Ah, l’Occidente! Quel baluardo di democrazia e libertà che non esita un secondo a esportare i propri valori a suon di missili e sanzioni. La situazione attuale con la Russia sembra essere l’ennesima rappresentazione di una tragedia già vista, solo che questa volta gli attori principali – USA, NATO e UE – sembrano essersi superati. Vediamo come questa nobile crociata si sta trasformando in un suicidio collettivo degno di una pièce teatrale di dubbio gusto.

I “democraticissimi” missili USA

Iniziamo con i “democraticissimi” missili USA, quelli che, con precisione chirurgica, stanno colpendo adulti e bambini in Crimea. Ma non preoccupatevi, Kiev ci rassicura che sono tutti “occupanti civili”. La logica è chiara: se vivi in Crimea, sei automaticamente un bersaglio legittimo. Non importa se sei un bambino che gioca nel parco o un nonno che prende il sole sulla spiaggia, sei un “occupante civile” e quindi, per qualche ragione contorta, meriti di essere eliminato.

E non è finita qui. Kiev, con un cinismo degno del miglior Machiavelli, afferma che in Crimea “non deve esserci vita civile”. Un’affermazione che risuona come un macabro eco di genocidi passati, ma che, in questo caso, viene tranquillamente ignorata dalle anime pie dell’Occidente. Dopotutto, se lo dice Kiev, deve essere giusto, no?

Le “europeissime” sanzioni

Passiamo ora alle “europeissime” sanzioni sui settori energetici russi. Quell’arma economica che dovrebbe, in teoria, piegare la Russia e farla tornare a cuccia. Peccato che, nella realtà, stia riducendo l’economia europea al harakiri. Ma chi se ne importa? Le esportazioni USA vanno a gonfie vele e i nostri leader possono continuare a pavoneggiarsi nei consessi internazionali, congratulandosi a vicenda per la loro “fermezza” e “unità”.
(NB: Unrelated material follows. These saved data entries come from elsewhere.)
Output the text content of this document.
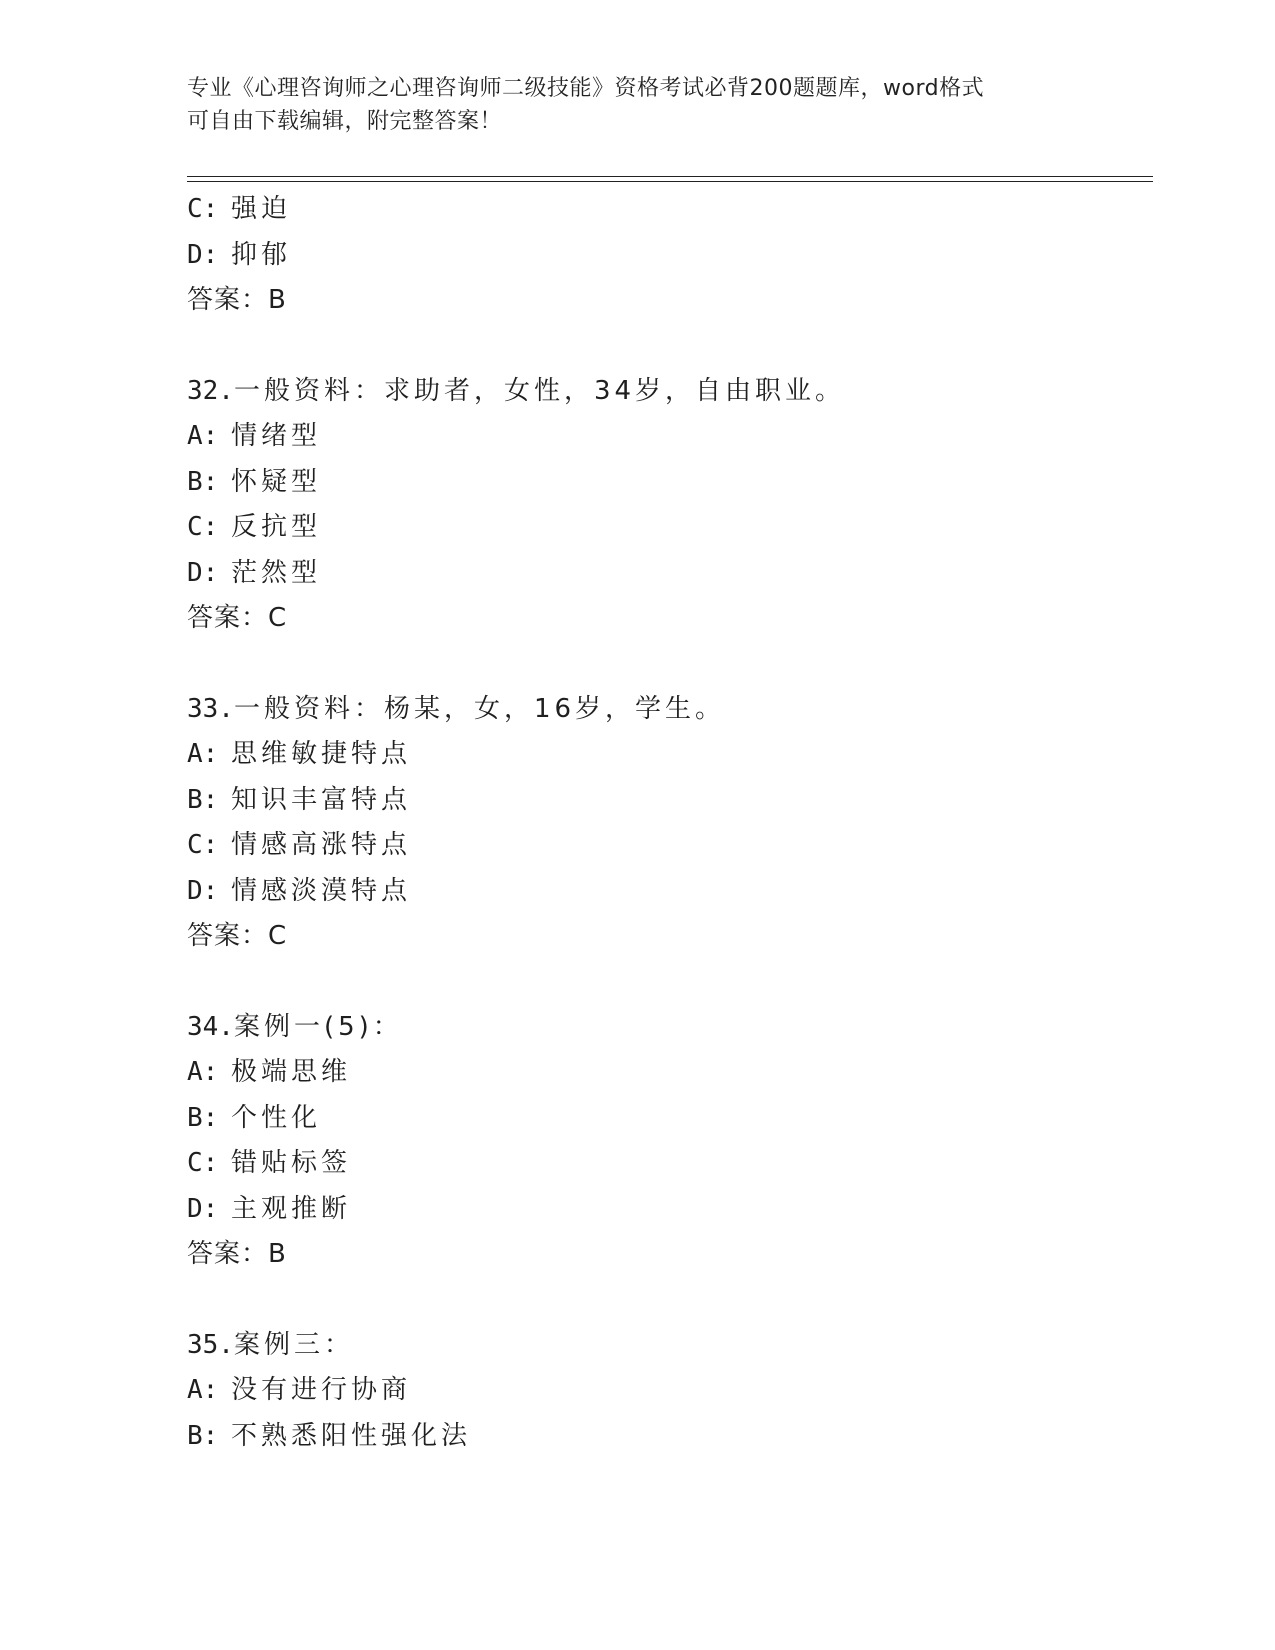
专业《心理咨询师之心理咨询师二级技能》资格考试必背200题题库，word格式
可自由下载编辑，附完整答案！
C: 强迫
D: 抑郁
答案：B
32.一般资料：求助者，女性，34岁，自由职业。
A: 情绪型
B: 怀疑型
C: 反抗型
D: 茫然型
答案：C
33.一般资料：杨某，女，16岁，学生。
A: 思维敏捷特点
B: 知识丰富特点
C: 情感高涨特点
D: 情感淡漠特点
答案：C
34.案例一(5)：
A: 极端思维
B: 个性化
C: 错贴标签
D: 主观推断
答案：B
35.案例三：
A: 没有进行协商
B: 不熟悉阳性强化法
Mentre i cittadini europei si trovano a pagare bollette energetiche da capogiro e le industrie chiudono i battenti, i nostri amati leader continuano a intonare il mantra delle sanzioni come se fosse una ninna nanna. Intanto, gli Stati Uniti ridono sotto i baffi, incrementando le loro esportazioni di gas naturale liquefatto verso un’Europa disperata e alla ricerca di alternative al gas russo. Non è uno splendido esempio di solidarietà transatlantica?

Liberal-democratici piani di guerra

E cosa dire dei liberal-democratici piani di invio di truppe direttamente sul fronte ucraino? Ah, il sogno bagnato di ogni falco da salotto. Per anni ci hanno detto che la NATO era un’alleanza difensiva. Ora, invece, ci ritroviamo con piani che prevedono l’invio di truppe pronte a morire in un campo di battaglia straniero per difendere chissà quali ideali di libertà e democrazia. Chi se ne frega se ciò potrebbe scatenare un conflitto di proporzioni catastrofiche. L’importante è dimostrare chi ha il pugno più duro.

E parlando di pugni duri, non possiamo non menzionare l’investitura del nuovo segretario della NATO, l’olandese Mark Rutte, uomo di Washington per eccellenza. Il suo compito? Portare l’Europa in guerra. E non è una battuta. La sua nomina è il chiaro segnale che gli USA vogliono un’Europa pronta a tutto, anche a immolarsi, pur di contrastare la Russia.

L’amica Strack-Zimmermann

Ma la pièce continua. Entra in scena Marie-Agnes Strack-Zimmermann, del Freie Demokratische Partei, probabile presidente del nuovo Comitato europeo di difesa. Questa paladina della democrazia ha un curriculum che farebbe impallidire anche il più fervente dei guerrafondai. Dalla sua accusa al governo tedesco di essere troppo lento nella fornitura di armi all’Ucraina, alla sua insistenza per l’invio di blindati “Marder” e corazzati “Leopard 2”, fino alla richiesta di missili “Taurus” per Kiev, la Strack-Zimmermann sembra avere una passione insaziabile per la guerra.

L’aeronautica rumena e le truppe NATO

Ma non finisce qui. Abbiamo anche i lavori di ammodernamento della base aeronautica rumena “Mihail Kogalniceanu”, vicino al confine con l’Ucraina. Perché mai una base aerea, a un paio di centinaia di chilometri dal conflitto, avrebbe bisogno di essere potenziata? La risposta ufficiale è tanto ridicola quanto prevedibile: “l’invasione russa della Georgia nel 2008 e quella della Crimea nel 2014”. Certo, perché citare eventi di dieci anni fa dà un senso di urgenza che giustifica qualsiasi cosa.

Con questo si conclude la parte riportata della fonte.